In Mozambique, the Universidade Eduardo Mondlane has celebrated the opening of its new Museum of Archaeology – the first to span the southeastern African nation’s history from the lower stone age to modern societies.
The museum in Maputo, affiliated with the Faculty of Arts and Social Sciences (FLCS) and managed by the Department of Archeology and Anthropology, is meant to serve as a cultural hub beyond the incalculable value of the archeological exhibits themselves. There’s space for academic lectures, galleries for sculpture, painting and photography exhibits, and settings for book launches and selected classes.

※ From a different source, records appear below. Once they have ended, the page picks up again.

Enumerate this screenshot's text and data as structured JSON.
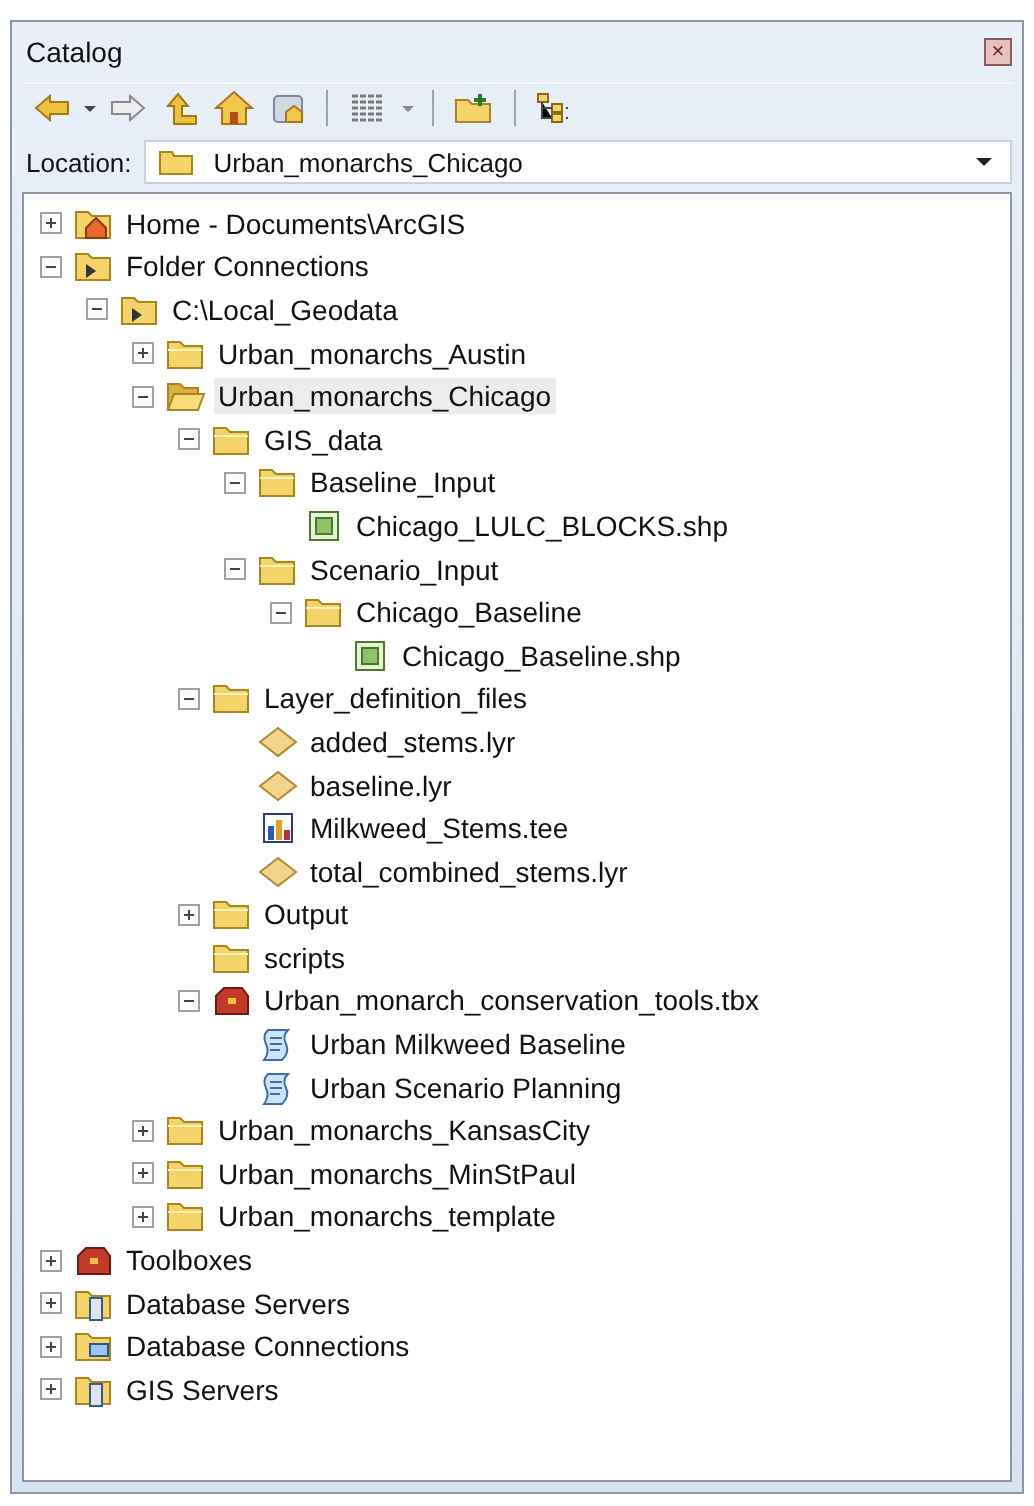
{
  "window": {
    "title": "Catalog",
    "close": "×"
  },
  "location": {
    "label": "Location:",
    "value": "Urban_monarchs_Chicago"
  },
  "tree": [
    {
      "label": "Home - Documents\\ArcGIS",
      "kind": "home",
      "expanded": false,
      "selected": false
    },
    {
      "label": "Folder Connections",
      "kind": "connections",
      "expanded": true,
      "selected": false,
      "children": [
        {
          "label": "C:\\Local_Geodata",
          "kind": "connection",
          "expanded": true,
          "selected": false,
          "children": [
            {
              "label": "Urban_monarchs_Austin",
              "kind": "folder",
              "expanded": false,
              "selected": false
            },
            {
              "label": "Urban_monarchs_Chicago",
              "kind": "folder-open",
              "expanded": true,
              "selected": true,
              "children": [
                {
                  "label": "GIS_data",
                  "kind": "folder",
                  "expanded": true,
                  "selected": false,
                  "children": [
                    {
                      "label": "Baseline_Input",
                      "kind": "folder",
                      "expanded": true,
                      "selected": false,
                      "children": [
                        {
                          "label": "Chicago_LULC_BLOCKS.shp",
                          "kind": "shapefile",
                          "selected": false
                        }
                      ]
                    },
                    {
                      "label": "Scenario_Input",
                      "kind": "folder",
                      "expanded": true,
                      "selected": false,
                      "children": [
                        {
                          "label": "Chicago_Baseline",
                          "kind": "folder",
                          "expanded": true,
                          "selected": false,
                          "children": [
                            {
                              "label": "Chicago_Baseline.shp",
                              "kind": "shapefile",
                              "selected": false
                            }
                          ]
                        }
                      ]
                    }
                  ]
                },
                {
                  "label": "Layer_definition_files",
                  "kind": "folder",
                  "expanded": true,
                  "selected": false,
                  "children": [
                    {
                      "label": "added_stems.lyr",
                      "kind": "layer",
                      "selected": false
                    },
                    {
                      "label": "baseline.lyr",
                      "kind": "layer",
                      "selected": false
                    },
                    {
                      "label": "Milkweed_Stems.tee",
                      "kind": "graph",
                      "selected": false
                    },
                    {
                      "label": "total_combined_stems.lyr",
                      "kind": "layer",
                      "selected": false
                    }
                  ]
                },
                {
                  "label": "Output",
                  "kind": "folder",
                  "expanded": false,
                  "selected": false
                },
                {
                  "label": "scripts",
                  "kind": "folder",
                  "selected": false
                },
                {
                  "label": "Urban_monarch_conservation_tools.tbx",
                  "kind": "toolbox",
                  "expanded": true,
                  "selected": false,
                  "children": [
                    {
                      "label": "Urban Milkweed Baseline",
                      "kind": "script",
                      "selected": false
                    },
                    {
                      "label": "Urban Scenario Planning",
                      "kind": "script",
                      "selected": false
                    }
                  ]
                }
              ]
            },
            {
              "label": "Urban_monarchs_KansasCity",
              "kind": "folder",
              "expanded": false,
              "selected": false
            },
            {
              "label": "Urban_monarchs_MinStPaul",
              "kind": "folder",
              "expanded": false,
              "selected": false
            },
            {
              "label": "Urban_monarchs_template",
              "kind": "folder",
              "expanded": false,
              "selected": false
            }
          ]
        }
      ]
    },
    {
      "label": "Toolboxes",
      "kind": "toolboxes",
      "expanded": false,
      "selected": false
    },
    {
      "label": "Database Servers",
      "kind": "db-servers",
      "expanded": false,
      "selected": false
    },
    {
      "label": "Database Connections",
      "kind": "db-connections",
      "expanded": false,
      "selected": false
    },
    {
      "label": "GIS Servers",
      "kind": "gis-servers",
      "expanded": false,
      "selected": false
    }
  ]
}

Dr. Cláudio Mongoi, the FLCS director, envisions a space devoted to inspiration and wisdom as multiple academic disciplines – in languages and literature, political science, history or anthropology – intersect in their missions. “A place where the different humanities and social sciences know each other,” he said during Tuesday’s inauguration. “A place that breathes and overflows peace, harmony and cohesion.”
Dr. Orlando Quilambo, rector at the university, said he hopes that archeological research conducted at Universidade Eduardo Mondlane in conjunction with the museum will advance cooperation with scientists in the international community. He noted the role of the Swedish Agency for Research Cooperation with Developing Countries (SAREC) as a partner in Mozambique’s training and research.
“We hope that the Museum of Archeology, from now on, will be a place of choice in terms of cultural tourism, academic tourism and leisure for anyone who visits our country, our city and our university,” Mongoi said.
The university, Mozambique’s oldest, is named for an icon of the country’s independence movement and the first president of FRELIMO, the Mozambique Liberation Front ruling political party. Mondlane, trained as an anthropologist and sociologist, was assassinated in 1969.